= Höffern =

Höffern, von Höffer or von Hoeffer (fl. 1722), was a German noblewoman and fortune teller. She became famous in Sweden during the first half of the 18th century, where she has been called the first famous fortune teller in Stockholm.

==Life==
She was born in a noble family in Pomerania in Germany named von Hoeffer, but in Sweden, her name was to be spelled von Höffer or simply Höffern. She moved to Sweden as a Lady's companion to a Swedish countess, Amalia Königsmarck, who lived in Germany for many years but moved back to Sweden in 1722. In Stockholm, she became an appreciated part of the aristocratic society of the Swedish capital: "This woman never made a fuss over her enlightenment, was very polite and well mannered and very loved and cherished by everyone."

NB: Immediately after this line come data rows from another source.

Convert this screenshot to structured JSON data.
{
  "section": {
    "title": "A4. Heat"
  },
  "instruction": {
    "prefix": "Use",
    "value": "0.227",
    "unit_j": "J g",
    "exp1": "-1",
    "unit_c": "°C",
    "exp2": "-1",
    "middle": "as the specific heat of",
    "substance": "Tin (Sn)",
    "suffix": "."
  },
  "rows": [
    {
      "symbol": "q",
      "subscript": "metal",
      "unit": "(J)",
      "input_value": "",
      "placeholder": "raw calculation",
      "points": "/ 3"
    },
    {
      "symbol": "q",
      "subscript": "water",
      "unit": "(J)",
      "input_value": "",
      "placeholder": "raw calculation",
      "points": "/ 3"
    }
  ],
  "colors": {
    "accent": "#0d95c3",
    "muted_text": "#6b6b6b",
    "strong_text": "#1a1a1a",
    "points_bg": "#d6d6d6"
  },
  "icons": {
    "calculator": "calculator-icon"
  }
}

Höffern was not a professional fortune teller, but she became famous for her predictions in high society, which she made of people by use of the physiognomy or by reading signs in the hands. She made several predictions which attracted attention. Among them was a prediction to King Frederick I of Sweden: "She predicted to the late King Fridric, that he would make the greatest and highest luck in the world through a woman".
In Hamburg, she happened to see the hand of an officer and cried out: "Oh my, what is this hand of a poor wretch!" When the officer apologized, she replied: "You have in no way offended me, but you will soon have a great misfortune." Some weeks later, his corpse was found outside the city, apparently killed by highway robbers.

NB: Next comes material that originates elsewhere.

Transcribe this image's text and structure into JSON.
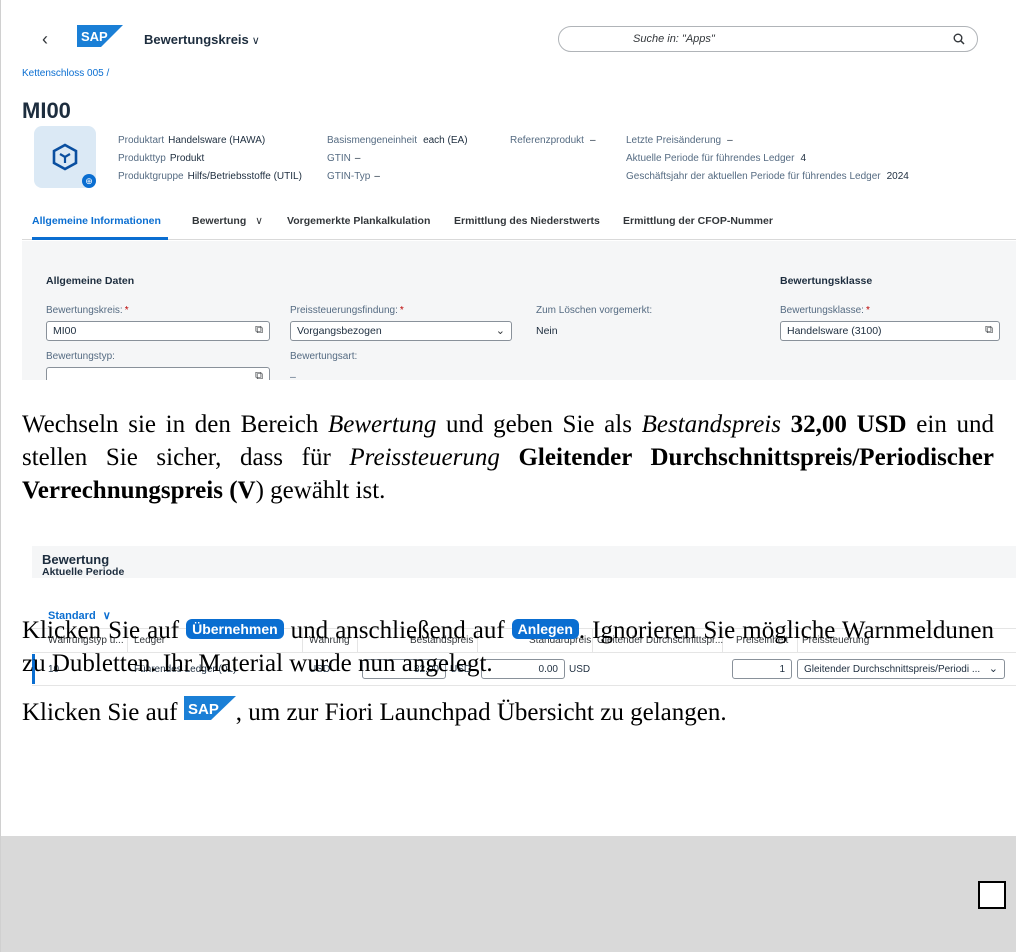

During a game of Hazard (game), she warned countess Ascheberg of a dangerous fall: "She was as careful as ever, but still she fell in a garden upon a spot of ice and broke her hip, from which she was affected for the rest of her life; she held on to a miss Sass, but still fell and dragged her along with her."

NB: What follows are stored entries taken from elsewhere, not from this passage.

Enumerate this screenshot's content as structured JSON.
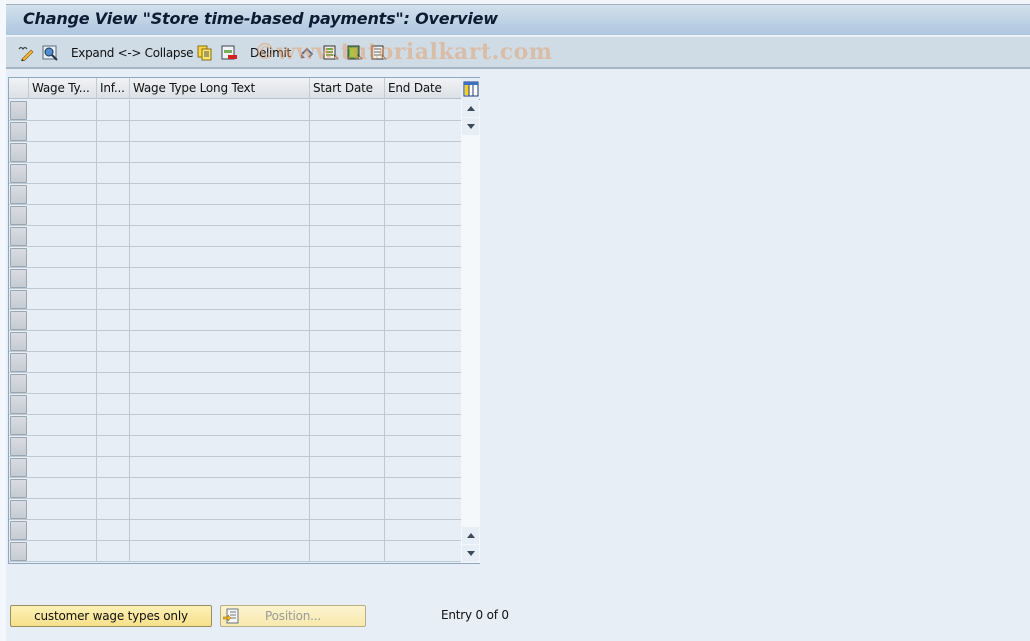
{
  "window": {
    "title": "Change View \"Store time-based payments\": Overview"
  },
  "toolbar": {
    "items": [
      {
        "id": "change-display",
        "icon": "pencil-glasses-icon"
      },
      {
        "id": "details",
        "icon": "magnifier-detail-icon"
      },
      {
        "id": "expand-collapse",
        "label": "Expand <-> Collapse"
      },
      {
        "id": "copy-as",
        "icon": "copy-icon"
      },
      {
        "id": "delete",
        "icon": "delete-row-icon"
      },
      {
        "id": "delimit",
        "label": "Delimit"
      },
      {
        "id": "undo-change",
        "icon": "undo-icon"
      },
      {
        "id": "select-all",
        "icon": "select-all-icon"
      },
      {
        "id": "select-block",
        "icon": "select-block-icon"
      },
      {
        "id": "deselect-all",
        "icon": "deselect-all-icon"
      }
    ],
    "expand_label": "Expand <-> Collapse",
    "delimit_label": "Delimit",
    "watermark": "©www.tutorialkart.com"
  },
  "table": {
    "columns": [
      {
        "key": "wage_type",
        "label": "Wage Ty..."
      },
      {
        "key": "infotype",
        "label": "Inf..."
      },
      {
        "key": "long_text",
        "label": "Wage Type Long Text"
      },
      {
        "key": "start_date",
        "label": "Start Date"
      },
      {
        "key": "end_date",
        "label": "End Date"
      }
    ],
    "rows": [],
    "visible_empty_rows": 22,
    "config_icon": "table-settings-icon"
  },
  "footer": {
    "customer_button": "customer wage types only",
    "position_button": "Position...",
    "entry_text": "Entry 0 of 0"
  },
  "colors": {
    "title_bar": "#aec6df",
    "toolbar": "#cfdce6",
    "background": "#e8eef6",
    "button_yellow": "#f6e08a"
  }
}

She warned Charles Emil Lewenhaupt for hunting and rifles. Shortly afterward, he accidentally shot a hunter he mistook for a hare: "Not long after this, he created his own greatest misfortune and lost his head": Lewenhaupt was executed in 1743.
Upon meeting countess Beata Elisabet Stenbock, whom she had never before met nor had been informed of, she predicted that Stenbock: "would be very lucky with sailors". The spouse of Stenbock, Carl Georg Siöblad, was made admiral in 1741 and high admiral in 1747.

Höffern and her predictions were described by Johan Wellander and kept at the National Library of Sweden.